This soup is amazing. It is quite unexpected how tasty it actually is, and how easy. Good warm or cold, full of flavor, packed with healing ingredients and just all around wonderful…make it already!
Spring Pea & Coconut Soup with Ginger
2 cups organic frozen peas
1 medium organic cucumber
1 can coconut full fat milk
1 cup veggie broth or coconut water
1 inch piece of ginger, rough ends removed
3 large garlic cloves
A large hand full of cilantro or mint
1 small Thai chili or a few slices of a jalapeño (optional)
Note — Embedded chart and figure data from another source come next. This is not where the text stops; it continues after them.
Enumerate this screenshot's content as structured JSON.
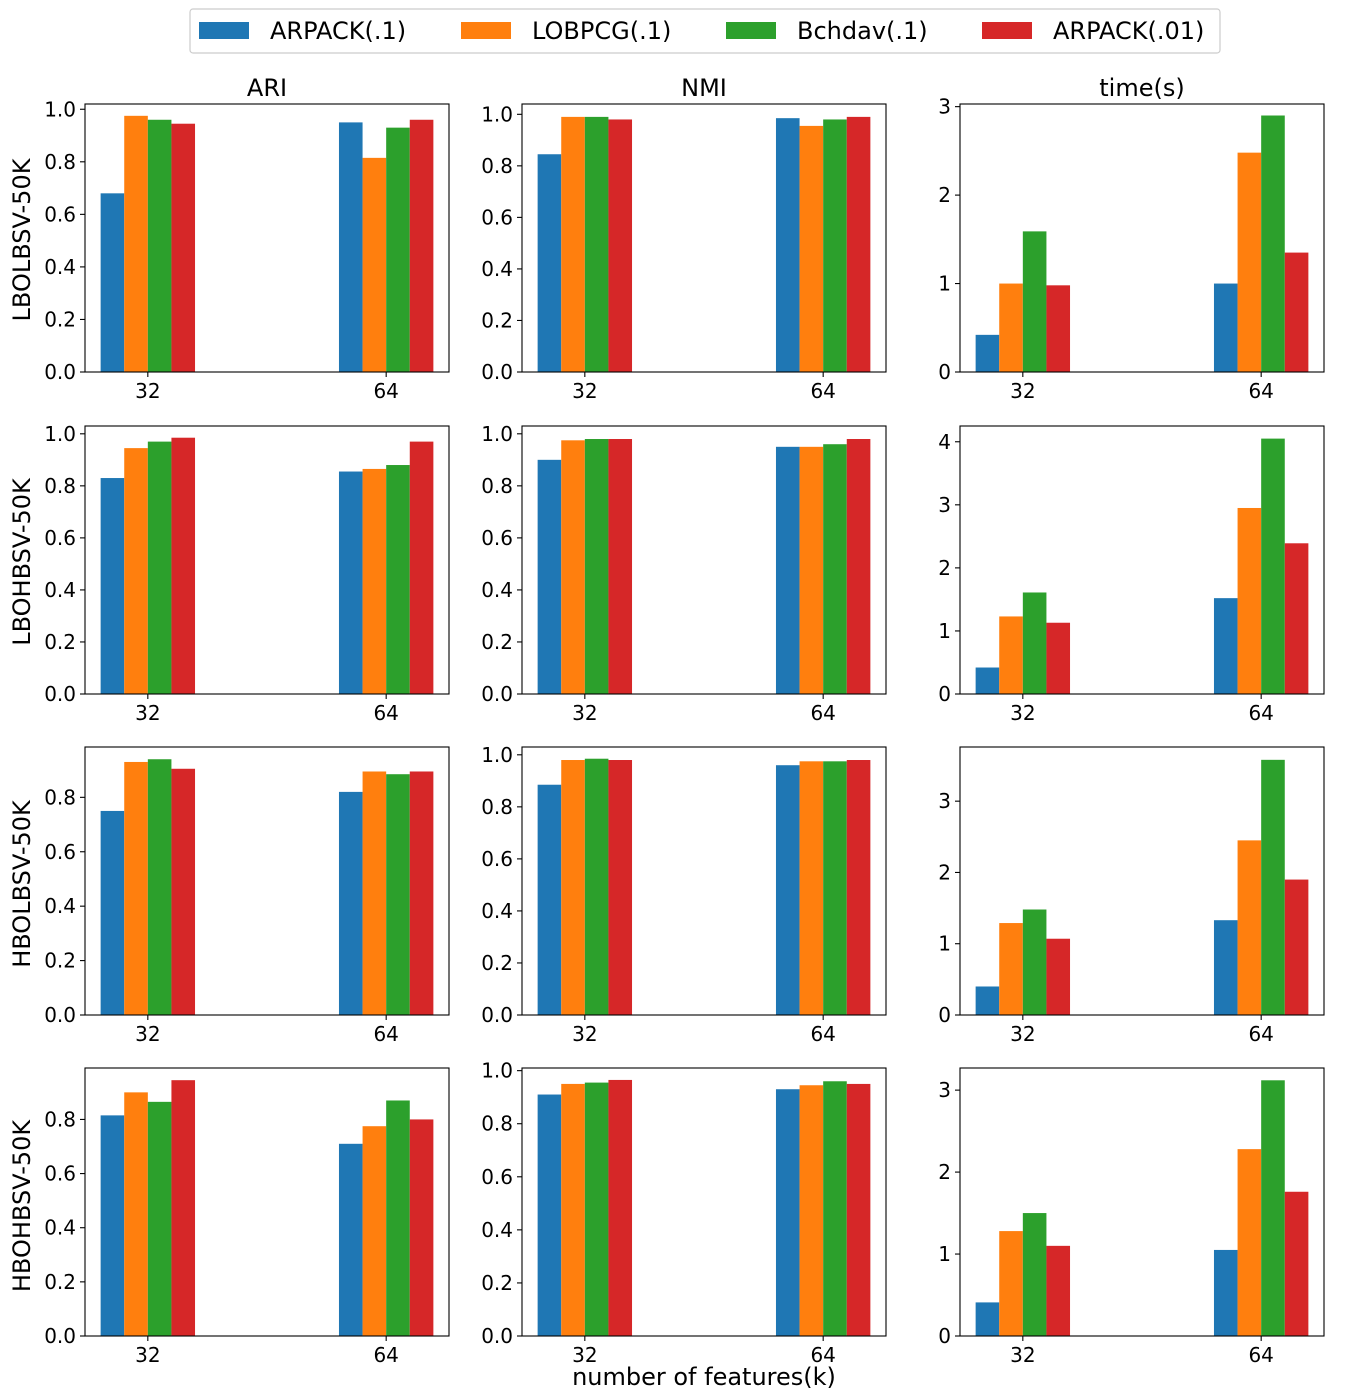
{
  "legend": {
    "items": [
      {
        "name": "ARPACK(.1)",
        "color": "#1f77b4"
      },
      {
        "name": "LOBPCG(.1)",
        "color": "#ff7f0e"
      },
      {
        "name": "Bchdav(.1)",
        "color": "#2ca02c"
      },
      {
        "name": "ARPACK(.01)",
        "color": "#d62728"
      }
    ]
  },
  "column_titles": [
    "ARI",
    "NMI",
    "time(s)"
  ],
  "row_labels": [
    "LBOLBSV-50K",
    "LBOHBSV-50K",
    "HBOLBSV-50K",
    "HBOHBSV-50K"
  ],
  "xlabel": "number of features(k)",
  "chart_data": [
    {
      "type": "bar",
      "row": 0,
      "col": 0,
      "title": "ARI",
      "ylabel": "LBOLBSV-50K",
      "categories": [
        "32",
        "64"
      ],
      "ylim": [
        0,
        1.02
      ],
      "yticks": [
        "0.0",
        "0.2",
        "0.4",
        "0.6",
        "0.8",
        "1.0"
      ],
      "series": [
        {
          "name": "ARPACK(.1)",
          "values": [
            0.68,
            0.95
          ]
        },
        {
          "name": "LOBPCG(.1)",
          "values": [
            0.975,
            0.815
          ]
        },
        {
          "name": "Bchdav(.1)",
          "values": [
            0.96,
            0.93
          ]
        },
        {
          "name": "ARPACK(.01)",
          "values": [
            0.945,
            0.96
          ]
        }
      ]
    },
    {
      "type": "bar",
      "row": 0,
      "col": 1,
      "title": "NMI",
      "ylabel": "",
      "categories": [
        "32",
        "64"
      ],
      "ylim": [
        0,
        1.04
      ],
      "yticks": [
        "0.0",
        "0.2",
        "0.4",
        "0.6",
        "0.8",
        "1.0"
      ],
      "series": [
        {
          "name": "ARPACK(.1)",
          "values": [
            0.845,
            0.985
          ]
        },
        {
          "name": "LOBPCG(.1)",
          "values": [
            0.99,
            0.955
          ]
        },
        {
          "name": "Bchdav(.1)",
          "values": [
            0.99,
            0.98
          ]
        },
        {
          "name": "ARPACK(.01)",
          "values": [
            0.98,
            0.99
          ]
        }
      ]
    },
    {
      "type": "bar",
      "row": 0,
      "col": 2,
      "title": "time(s)",
      "ylabel": "",
      "categories": [
        "32",
        "64"
      ],
      "ylim": [
        0,
        3.03
      ],
      "yticks": [
        "0",
        "1",
        "2",
        "3"
      ],
      "series": [
        {
          "name": "ARPACK(.1)",
          "values": [
            0.42,
            1.0
          ]
        },
        {
          "name": "LOBPCG(.1)",
          "values": [
            1.0,
            2.48
          ]
        },
        {
          "name": "Bchdav(.1)",
          "values": [
            1.59,
            2.9
          ]
        },
        {
          "name": "ARPACK(.01)",
          "values": [
            0.98,
            1.35
          ]
        }
      ]
    },
    {
      "type": "bar",
      "row": 1,
      "col": 0,
      "title": "",
      "ylabel": "LBOHBSV-50K",
      "categories": [
        "32",
        "64"
      ],
      "ylim": [
        0,
        1.03
      ],
      "yticks": [
        "0.0",
        "0.2",
        "0.4",
        "0.6",
        "0.8",
        "1.0"
      ],
      "series": [
        {
          "name": "ARPACK(.1)",
          "values": [
            0.83,
            0.855
          ]
        },
        {
          "name": "LOBPCG(.1)",
          "values": [
            0.945,
            0.865
          ]
        },
        {
          "name": "Bchdav(.1)",
          "values": [
            0.97,
            0.88
          ]
        },
        {
          "name": "ARPACK(.01)",
          "values": [
            0.985,
            0.97
          ]
        }
      ]
    },
    {
      "type": "bar",
      "row": 1,
      "col": 1,
      "title": "",
      "ylabel": "",
      "categories": [
        "32",
        "64"
      ],
      "ylim": [
        0,
        1.03
      ],
      "yticks": [
        "0.0",
        "0.2",
        "0.4",
        "0.6",
        "0.8",
        "1.0"
      ],
      "series": [
        {
          "name": "ARPACK(.1)",
          "values": [
            0.9,
            0.95
          ]
        },
        {
          "name": "LOBPCG(.1)",
          "values": [
            0.975,
            0.95
          ]
        },
        {
          "name": "Bchdav(.1)",
          "values": [
            0.98,
            0.96
          ]
        },
        {
          "name": "ARPACK(.01)",
          "values": [
            0.98,
            0.98
          ]
        }
      ]
    },
    {
      "type": "bar",
      "row": 1,
      "col": 2,
      "title": "",
      "ylabel": "",
      "categories": [
        "32",
        "64"
      ],
      "ylim": [
        0,
        4.25
      ],
      "yticks": [
        "0",
        "1",
        "2",
        "3",
        "4"
      ],
      "series": [
        {
          "name": "ARPACK(.1)",
          "values": [
            0.42,
            1.52
          ]
        },
        {
          "name": "LOBPCG(.1)",
          "values": [
            1.23,
            2.95
          ]
        },
        {
          "name": "Bchdav(.1)",
          "values": [
            1.61,
            4.05
          ]
        },
        {
          "name": "ARPACK(.01)",
          "values": [
            1.13,
            2.39
          ]
        }
      ]
    },
    {
      "type": "bar",
      "row": 2,
      "col": 0,
      "title": "",
      "ylabel": "HBOLBSV-50K",
      "categories": [
        "32",
        "64"
      ],
      "ylim": [
        0,
        0.985
      ],
      "yticks": [
        "0.0",
        "0.2",
        "0.4",
        "0.6",
        "0.8"
      ],
      "series": [
        {
          "name": "ARPACK(.1)",
          "values": [
            0.75,
            0.82
          ]
        },
        {
          "name": "LOBPCG(.1)",
          "values": [
            0.93,
            0.895
          ]
        },
        {
          "name": "Bchdav(.1)",
          "values": [
            0.94,
            0.885
          ]
        },
        {
          "name": "ARPACK(.01)",
          "values": [
            0.905,
            0.895
          ]
        }
      ]
    },
    {
      "type": "bar",
      "row": 2,
      "col": 1,
      "title": "",
      "ylabel": "",
      "categories": [
        "32",
        "64"
      ],
      "ylim": [
        0,
        1.03
      ],
      "yticks": [
        "0.0",
        "0.2",
        "0.4",
        "0.6",
        "0.8",
        "1.0"
      ],
      "series": [
        {
          "name": "ARPACK(.1)",
          "values": [
            0.885,
            0.96
          ]
        },
        {
          "name": "LOBPCG(.1)",
          "values": [
            0.98,
            0.975
          ]
        },
        {
          "name": "Bchdav(.1)",
          "values": [
            0.985,
            0.975
          ]
        },
        {
          "name": "ARPACK(.01)",
          "values": [
            0.98,
            0.98
          ]
        }
      ]
    },
    {
      "type": "bar",
      "row": 2,
      "col": 2,
      "title": "",
      "ylabel": "",
      "categories": [
        "32",
        "64"
      ],
      "ylim": [
        0,
        3.76
      ],
      "yticks": [
        "0",
        "1",
        "2",
        "3"
      ],
      "series": [
        {
          "name": "ARPACK(.1)",
          "values": [
            0.4,
            1.33
          ]
        },
        {
          "name": "LOBPCG(.1)",
          "values": [
            1.29,
            2.45
          ]
        },
        {
          "name": "Bchdav(.1)",
          "values": [
            1.48,
            3.58
          ]
        },
        {
          "name": "ARPACK(.01)",
          "values": [
            1.07,
            1.9
          ]
        }
      ]
    },
    {
      "type": "bar",
      "row": 3,
      "col": 0,
      "title": "",
      "ylabel": "HBOHBSV-50K",
      "categories": [
        "32",
        "64"
      ],
      "ylim": [
        0,
        0.99
      ],
      "yticks": [
        "0.0",
        "0.2",
        "0.4",
        "0.6",
        "0.8"
      ],
      "series": [
        {
          "name": "ARPACK(.1)",
          "values": [
            0.815,
            0.71
          ]
        },
        {
          "name": "LOBPCG(.1)",
          "values": [
            0.9,
            0.775
          ]
        },
        {
          "name": "Bchdav(.1)",
          "values": [
            0.865,
            0.87
          ]
        },
        {
          "name": "ARPACK(.01)",
          "values": [
            0.945,
            0.8
          ]
        }
      ]
    },
    {
      "type": "bar",
      "row": 3,
      "col": 1,
      "title": "",
      "ylabel": "",
      "categories": [
        "32",
        "64"
      ],
      "ylim": [
        0,
        1.01
      ],
      "yticks": [
        "0.0",
        "0.2",
        "0.4",
        "0.6",
        "0.8",
        "1.0"
      ],
      "series": [
        {
          "name": "ARPACK(.1)",
          "values": [
            0.91,
            0.93
          ]
        },
        {
          "name": "LOBPCG(.1)",
          "values": [
            0.95,
            0.945
          ]
        },
        {
          "name": "Bchdav(.1)",
          "values": [
            0.955,
            0.96
          ]
        },
        {
          "name": "ARPACK(.01)",
          "values": [
            0.965,
            0.95
          ]
        }
      ]
    },
    {
      "type": "bar",
      "row": 3,
      "col": 2,
      "title": "",
      "ylabel": "",
      "categories": [
        "32",
        "64"
      ],
      "ylim": [
        0,
        3.27
      ],
      "yticks": [
        "0",
        "1",
        "2",
        "3"
      ],
      "series": [
        {
          "name": "ARPACK(.1)",
          "values": [
            0.41,
            1.05
          ]
        },
        {
          "name": "LOBPCG(.1)",
          "values": [
            1.28,
            2.28
          ]
        },
        {
          "name": "Bchdav(.1)",
          "values": [
            1.5,
            3.12
          ]
        },
        {
          "name": "ARPACK(.01)",
          "values": [
            1.1,
            1.76
          ]
        }
      ]
    }
  ]
}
Juice of 1/2 lemon or lime
A dash of honey*
1 Tablespoon liquid amino acids, soy sauce, fish sauce or a good pinch of salt
1 cup cherry or grape tomatoes, sliced in half
1/2 medium avocado, diced
1/2 cup peas, thawed
6-8 mint leaves, chiffonade
1 Tablespoon olive oil
A good squeeze of lemon
Salt to taste
Makes about 6 servings
Place all ingredients in your VitaMix and blend on low and gradually increase to high. If you would like to serve it warm then blend for 5-7 minutes until steam is escaping the hole in the lid. Taste to adjust seasoning. It should be a nice blend of fresh, sweet, spicy, tart and salty.
Mix all ingredients for the salsa in a small bowl. Pour the soup into soup bowls and gently place some salsa in the middle of the bowl. Drizzle with a little olive oil if desired and serve!
Tips & Notes~
To make this lighter you can substitute the coconut milk for 1 cup of coconut water.
*If you use coconut water you may not need the honey as it is quite sweet.